Another possible outcome is for the judge to order a suspended sentence that lasts until the children reach adulthood. This means that they don't lose their mother, but she does realise how important it is for them to be in contact with their other parent.
equality
The Government's Green Paper acknowledges the changing role of fathers and recognises that, in many families, they take more responsibility for childcare than in previous generations. It also acknowledges that both parents have a responsibility to each other to enable them to sustain their relationships with their child.
Some parents believe that this means they should automatically be granted the right to spend an equal amount of time with the child. Here, too, the courts recognise that children are not belongings. Like anyone else, they need a base: a bedroom where they can keep their possessions; the security of a routine, especially during term time. Though they should be free to stay with each parent when they want to and it is practical to do so, and should also be able to have frequent contact by telephone, it is unlikely to be in their best interests to shuttle to and fro between two households, neither of which really feels like home.
the way forward
One of the main aims of the 1989 Children Act is to promote voluntary arrangements for the care of children and, as far as possible, to avoid the bitter conflicts that end up with parents facing each other across a courtroom. In the aftermath of a divorce or separation, though, when feelings are running high, the prospect of agreeing such arrangements can seem almost impossible. There are several ways of working through the conflict and achieving agreement.

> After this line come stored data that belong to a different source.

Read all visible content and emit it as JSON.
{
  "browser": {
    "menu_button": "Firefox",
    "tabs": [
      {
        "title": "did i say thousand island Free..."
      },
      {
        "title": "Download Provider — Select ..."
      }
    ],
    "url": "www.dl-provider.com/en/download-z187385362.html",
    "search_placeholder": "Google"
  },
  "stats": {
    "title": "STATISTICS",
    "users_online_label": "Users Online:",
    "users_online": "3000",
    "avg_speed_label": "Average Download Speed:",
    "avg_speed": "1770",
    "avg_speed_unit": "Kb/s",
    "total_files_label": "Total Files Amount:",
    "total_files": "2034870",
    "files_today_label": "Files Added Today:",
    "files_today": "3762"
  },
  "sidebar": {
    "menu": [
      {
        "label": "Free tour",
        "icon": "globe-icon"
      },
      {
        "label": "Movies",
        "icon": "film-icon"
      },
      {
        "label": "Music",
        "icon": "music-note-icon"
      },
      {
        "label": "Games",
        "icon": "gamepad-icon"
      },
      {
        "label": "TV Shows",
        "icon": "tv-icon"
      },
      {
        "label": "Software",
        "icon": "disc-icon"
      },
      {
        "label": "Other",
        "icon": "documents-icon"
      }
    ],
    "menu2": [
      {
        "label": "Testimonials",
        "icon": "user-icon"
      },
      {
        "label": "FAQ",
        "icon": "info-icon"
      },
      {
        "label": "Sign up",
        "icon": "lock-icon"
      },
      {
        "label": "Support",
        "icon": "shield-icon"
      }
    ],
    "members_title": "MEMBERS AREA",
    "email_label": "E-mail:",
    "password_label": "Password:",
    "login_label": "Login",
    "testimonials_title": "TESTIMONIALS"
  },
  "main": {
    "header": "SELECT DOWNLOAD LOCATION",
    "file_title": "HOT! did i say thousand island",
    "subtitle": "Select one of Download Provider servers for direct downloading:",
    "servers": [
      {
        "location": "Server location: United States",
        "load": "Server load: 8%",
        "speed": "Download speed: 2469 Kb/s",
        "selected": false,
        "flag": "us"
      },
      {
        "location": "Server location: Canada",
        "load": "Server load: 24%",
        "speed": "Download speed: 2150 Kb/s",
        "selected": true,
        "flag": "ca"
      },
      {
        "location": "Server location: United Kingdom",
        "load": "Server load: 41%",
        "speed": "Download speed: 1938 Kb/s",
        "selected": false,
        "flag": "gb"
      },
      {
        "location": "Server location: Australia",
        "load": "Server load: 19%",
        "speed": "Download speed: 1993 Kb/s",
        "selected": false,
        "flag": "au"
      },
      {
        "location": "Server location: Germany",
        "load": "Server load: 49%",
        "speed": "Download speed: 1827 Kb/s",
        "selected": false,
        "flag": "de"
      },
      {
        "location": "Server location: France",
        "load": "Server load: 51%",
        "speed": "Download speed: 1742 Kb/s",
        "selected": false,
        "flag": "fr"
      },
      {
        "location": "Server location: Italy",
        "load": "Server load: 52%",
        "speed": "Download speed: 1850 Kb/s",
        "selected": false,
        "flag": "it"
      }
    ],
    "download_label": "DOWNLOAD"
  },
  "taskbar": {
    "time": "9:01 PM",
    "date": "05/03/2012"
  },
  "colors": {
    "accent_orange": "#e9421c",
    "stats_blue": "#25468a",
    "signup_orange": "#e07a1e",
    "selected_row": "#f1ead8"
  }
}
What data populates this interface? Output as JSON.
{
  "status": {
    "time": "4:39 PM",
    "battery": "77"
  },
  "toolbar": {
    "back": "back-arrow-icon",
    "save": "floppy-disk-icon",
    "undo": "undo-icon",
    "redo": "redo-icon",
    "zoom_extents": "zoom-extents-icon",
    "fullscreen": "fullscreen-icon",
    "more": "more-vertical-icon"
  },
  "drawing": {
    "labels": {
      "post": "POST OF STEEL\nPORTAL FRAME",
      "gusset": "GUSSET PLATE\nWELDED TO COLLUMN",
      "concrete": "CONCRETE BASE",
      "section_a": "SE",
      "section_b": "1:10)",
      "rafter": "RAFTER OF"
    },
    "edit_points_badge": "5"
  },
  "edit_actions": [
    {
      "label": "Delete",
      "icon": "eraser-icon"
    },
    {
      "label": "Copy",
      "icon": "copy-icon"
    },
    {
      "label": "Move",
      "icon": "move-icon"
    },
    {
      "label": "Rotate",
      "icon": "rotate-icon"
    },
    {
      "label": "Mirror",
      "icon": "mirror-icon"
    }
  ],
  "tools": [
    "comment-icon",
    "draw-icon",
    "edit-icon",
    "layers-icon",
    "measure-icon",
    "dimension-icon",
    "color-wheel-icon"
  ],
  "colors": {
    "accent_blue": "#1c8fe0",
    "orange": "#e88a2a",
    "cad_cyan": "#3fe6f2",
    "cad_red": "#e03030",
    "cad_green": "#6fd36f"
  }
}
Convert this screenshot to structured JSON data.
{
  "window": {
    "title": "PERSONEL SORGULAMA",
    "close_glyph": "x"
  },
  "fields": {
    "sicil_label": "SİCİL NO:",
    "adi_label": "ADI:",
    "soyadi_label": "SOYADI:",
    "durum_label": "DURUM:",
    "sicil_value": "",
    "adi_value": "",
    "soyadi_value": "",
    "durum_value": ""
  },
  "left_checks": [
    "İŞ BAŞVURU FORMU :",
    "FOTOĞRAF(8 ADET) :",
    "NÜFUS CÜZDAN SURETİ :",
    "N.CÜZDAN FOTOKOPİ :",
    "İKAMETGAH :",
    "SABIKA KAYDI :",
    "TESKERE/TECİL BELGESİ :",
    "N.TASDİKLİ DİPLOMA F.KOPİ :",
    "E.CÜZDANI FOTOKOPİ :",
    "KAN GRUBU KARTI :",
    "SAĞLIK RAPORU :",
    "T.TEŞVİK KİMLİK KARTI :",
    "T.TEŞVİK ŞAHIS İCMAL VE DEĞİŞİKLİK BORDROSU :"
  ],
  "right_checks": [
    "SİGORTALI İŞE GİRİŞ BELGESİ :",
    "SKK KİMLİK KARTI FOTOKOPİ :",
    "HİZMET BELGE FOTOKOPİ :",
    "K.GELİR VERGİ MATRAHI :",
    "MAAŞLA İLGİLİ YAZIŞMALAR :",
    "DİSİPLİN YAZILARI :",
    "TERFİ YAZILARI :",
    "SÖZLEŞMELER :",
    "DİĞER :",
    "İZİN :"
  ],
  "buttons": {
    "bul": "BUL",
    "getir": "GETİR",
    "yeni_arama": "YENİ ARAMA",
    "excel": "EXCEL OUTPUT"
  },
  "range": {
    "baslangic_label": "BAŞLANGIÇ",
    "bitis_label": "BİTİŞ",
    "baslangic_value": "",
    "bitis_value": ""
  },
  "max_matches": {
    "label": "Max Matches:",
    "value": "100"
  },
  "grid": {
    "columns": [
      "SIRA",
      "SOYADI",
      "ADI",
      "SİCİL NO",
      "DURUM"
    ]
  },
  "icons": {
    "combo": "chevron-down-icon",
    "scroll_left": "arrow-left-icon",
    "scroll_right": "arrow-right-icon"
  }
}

Mediation With a trained mediator parents can discuss all aspects of parenting with the aim of coming to the best possible decision for the children. This is a voluntary process, so both parents have to agree to attend.
Collaborative law Like mediation this requires the co-operation of both parents and a desire to reach a satisfactory solution without judicial intervention. The difference between this and mediation is that here they sign a document at the outset, in which they agree that they will neither go to court nor threaten court proceedings. They attend meetings with their solicitors and receive legal advice throughout.
Counselling-parenting programmes The courts may refer the defaulting parent to a counselling and parenting programme with the aim of overcoming the prejudice they have against their former partner and enabling them to acknowledge the importance of the other parent in the lives of the children.
In the Green Paper, Parental Separation: Children's needs and Parents' Responsibilities, the Government clearly states its aim of increasing the number of disputes that can be resolved outside the court forum. A Family Resolution Pilot Scheme was launched in September, although this is limited to Brighton, Sunderland and a small area of London. Each applicant to the scheme will receive an information pack and will attend group sessions in which they will watch a video showing the experiences of children who have been through parental separation and have discussions which focus on developing their own parenting plan. In the final session this plan will be prepared with the aid of a CAFCASS officer.
It is of vital importance that any system that aims to meet the needs of the children of separated and divorced parents can work quickly. The fear of all non-residential parents is that, while the case is proceeding laboriously, they are losing touch with their child. Speed is important but however the conflict is eventually resolved whether by agreement or by court order it can only be sustained if both parents have confidence in the system of enforcing the arrangements.